Mais si le locataire passe tout droit ou s’il est carrément parti sans donner d’adresse à son propriétaire, celui-ci peut déchirer le bail et louer l’appartement à quelqu’un d’autre. Soyez vigilants !
LES GENS DOIVENT-ILS PAYER LEURS TAXES MUNICIPALES QUAND MÊME ?
Pour les sinistrés, c’est une double gifle.
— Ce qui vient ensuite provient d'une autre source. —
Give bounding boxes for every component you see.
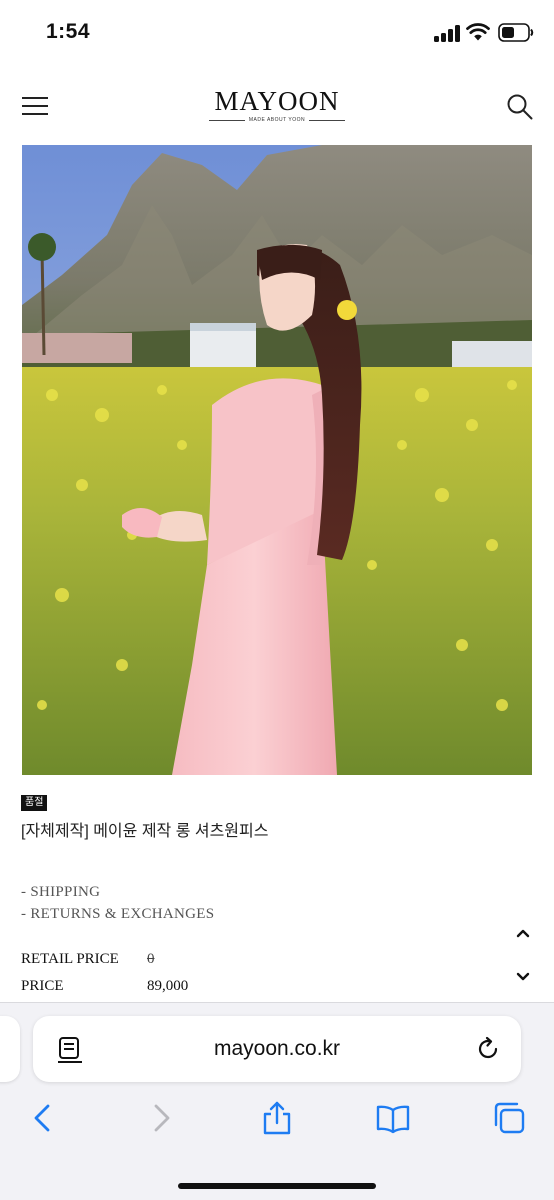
- logo-subtitle: MADE ABOUT YOON: [248, 117, 306, 123]
- address-bar[interactable]: mayoon.co.kr: [33, 1016, 521, 1082]
- status-time: 1:54: [46, 20, 91, 43]
- price-value: 89,000: [147, 978, 189, 994]
- retail-price-value: 0: [147, 951, 155, 967]
- forward-icon[interactable]: [144, 1101, 178, 1135]
- back-icon[interactable]: [26, 1101, 60, 1135]
- logo-subtitle-row: MADE ABOUT YOON: [187, 117, 367, 123]
- status-bar: 1:54: [0, 0, 554, 68]
- menu-icon[interactable]: [22, 96, 48, 116]
- previous-tab-preview[interactable]: [0, 1016, 20, 1082]
- tabs-icon[interactable]: [492, 1101, 526, 1135]
- site-header: MAYOON MADE ABOUT YOON: [0, 78, 554, 134]
- wifi-icon: [466, 23, 490, 41]
- cellular-signal-icon: [434, 24, 460, 42]
- product-name: [자체제작] 메이윤 제작 롱 셔츠원피스: [21, 823, 269, 840]
- sold-out-badge: 품절: [21, 795, 48, 811]
- site-logo[interactable]: MAYOON MADE ABOUT YOON: [187, 86, 367, 123]
- retail-price-label: RETAIL PRICE: [21, 951, 119, 967]
- price-label: PRICE: [21, 978, 64, 994]
- chevron-up-icon[interactable]: [512, 923, 534, 945]
- bookmarks-icon[interactable]: [376, 1101, 410, 1135]
- logo-line-right: [309, 119, 346, 121]
- returns-exchanges-link[interactable]: - RETURNS & EXCHANGES: [21, 906, 214, 923]
- logo-line-left: [208, 119, 245, 121]
- chevron-down-icon[interactable]: [512, 965, 534, 987]
- battery-icon: [498, 23, 534, 42]
- url-text: mayoon.co.kr: [213, 1037, 341, 1060]
- reload-icon[interactable]: [475, 1036, 501, 1062]
- logo-text: MAYOON: [214, 86, 340, 116]
- browser-bottom-bar: mayoon.co.kr: [0, 1002, 554, 1200]
- search-icon[interactable]: [506, 93, 534, 121]
- shipping-link[interactable]: - SHIPPING: [21, 884, 100, 901]
- home-indicator: [178, 1183, 376, 1189]
- product-image[interactable]: [22, 145, 532, 775]
- share-icon[interactable]: [260, 1101, 294, 1135]
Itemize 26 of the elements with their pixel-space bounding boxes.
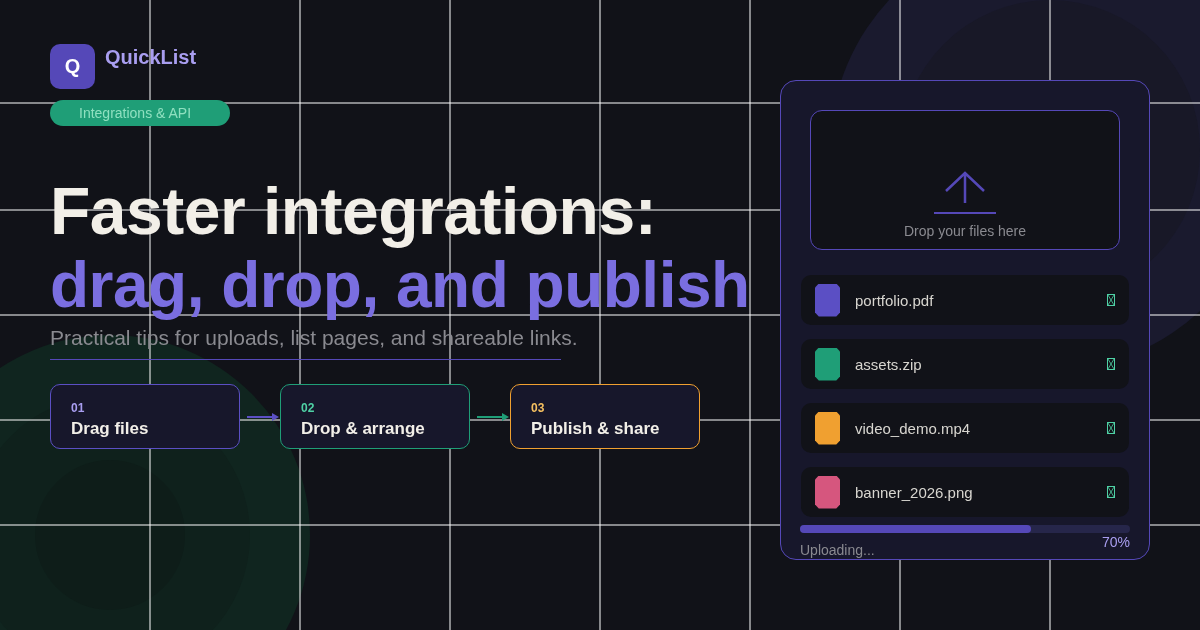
step-label: Drag files: [71, 419, 150, 439]
category-tag: Integrations & API: [50, 100, 230, 126]
upload-status: Uploading...: [800, 542, 875, 558]
status-icon: [1107, 486, 1115, 498]
file-name: portfolio.pdf: [855, 291, 935, 309]
step-number: 01: [71, 401, 86, 415]
file-row[interactable]: banner_2026.png: [801, 467, 1129, 517]
status-icon: [1107, 358, 1115, 370]
step-label: Drop & arrange: [301, 419, 426, 439]
file-row[interactable]: video_demo.mp4: [801, 403, 1129, 453]
app-logo: Q: [50, 44, 95, 89]
file-row[interactable]: assets.zip: [801, 339, 1129, 389]
step-label: Publish & share: [531, 419, 661, 439]
file-name: assets.zip: [855, 355, 923, 373]
file-row[interactable]: portfolio.pdf: [801, 275, 1129, 325]
drop-hint: Drop your files here: [903, 223, 1027, 239]
step-number: 03: [531, 401, 546, 415]
status-icon: [1107, 294, 1115, 306]
file-name: video_demo.mp4: [855, 419, 972, 437]
drop-zone[interactable]: Drop your files here: [810, 110, 1120, 250]
file-name: banner_2026.png: [855, 483, 974, 501]
status-icon: [1107, 422, 1115, 434]
upload-icon: [934, 171, 996, 215]
step-number: 02: [301, 401, 316, 415]
headline: Faster integrations:: [50, 174, 657, 249]
progress-percent: 70%: [1101, 534, 1130, 550]
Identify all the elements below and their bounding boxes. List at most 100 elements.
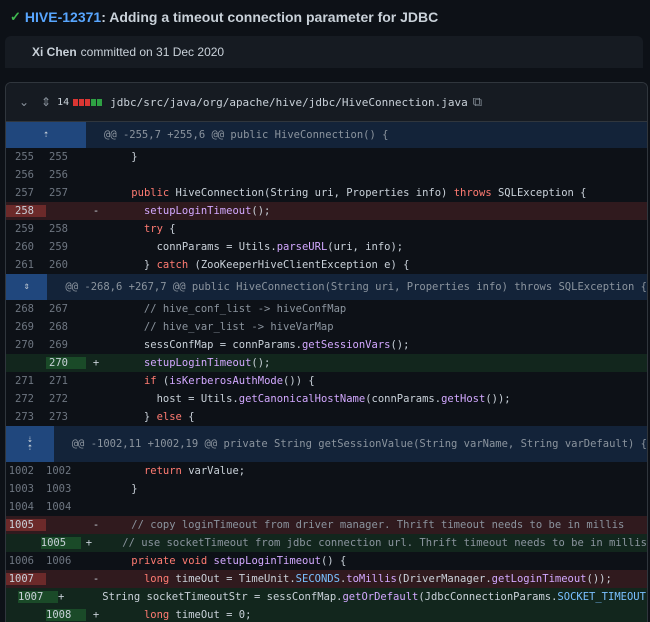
diff-line: 1002 1002 return varValue; bbox=[6, 462, 647, 480]
new-line-number[interactable]: 268 bbox=[46, 321, 86, 333]
diff-line: 1008 + long timeOut = 0; bbox=[6, 606, 647, 622]
diff-line: 257 257 public HiveConnection(String uri,… bbox=[6, 184, 647, 202]
old-line-number[interactable]: 258 bbox=[6, 205, 46, 217]
expand-all-icon[interactable]: ⇕ bbox=[41, 95, 51, 109]
old-line-number[interactable]: 1007 bbox=[6, 573, 46, 585]
new-line-number[interactable]: 260 bbox=[46, 259, 86, 271]
check-icon: ✓ bbox=[10, 9, 21, 24]
code-text: setupLoginTimeout(); bbox=[143, 205, 271, 217]
diff-line: 1005 + // use socketTimeout from jdbc con… bbox=[6, 534, 647, 552]
hunk-text: @@ -255,7 +255,6 @@ public HiveConnectio… bbox=[104, 129, 389, 141]
diff-line: 255 255 } bbox=[6, 148, 647, 166]
diff-body: ⇡ @@ -255,7 +255,6 @@ public HiveConnect… bbox=[6, 122, 647, 622]
diff-line: 1006 1006 private void setupLoginTimeout(… bbox=[6, 552, 647, 570]
code-text: // use socketTimeout from jdbc connectio… bbox=[97, 537, 647, 549]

Même si leur assureur ne les couvre pas, même si le gouvernement ne leur verse qu’une indemnisation partielle, même si la valeur de leur maison a baissé, ils devront payer leur impôt foncier fondé sur la pleine valeur de leur résidence.
À la Ville de Montréal, on m’a répondu qu’en vertu de l’article 481 de la Loi sur les cités et villes, « il n’est pas au pouvoir du conseil ou des fonctionnaires ou employés de la municipalité de faire remise des taxes ni des intérêts sur ces taxes ».
Donc, pas question de réduire la facture.
Toutefois, la Ville de Montréal reste très sensible à la situation des sinistrés. « Nous sommes actuellement à évaluer les différentes options et solutions qui s’offrent à nous afin que nous puissions soutenir les citoyens affectés par les crues printanières. Une décision à ce sujet sera prise rapidement », m’a-t-on assuré.
Certaines villes ont déjà annoncé que les sinistrés auraient plus de temps pour envoyer leur chèque. C’est le cas d’Ottawa, où le maire propose de reporter la date limite pour le paiement des taxes municipales au 7 décembre prochain pour les résidants touchés par la crue des eaux, comme le rapportaient mes collègues du Droit.
Espérons que toutes les municipalités auront la même politesse.
Les contribuables qui ont les deux pieds dans l’eau peuvent se prévaloir de délais additionnels pour leurs impôts et leurs taxes à l’Agence du revenu du Canada (ARC). Revenu Québec a aussi annoncé qu’il donnerait un répit aux sinistrés.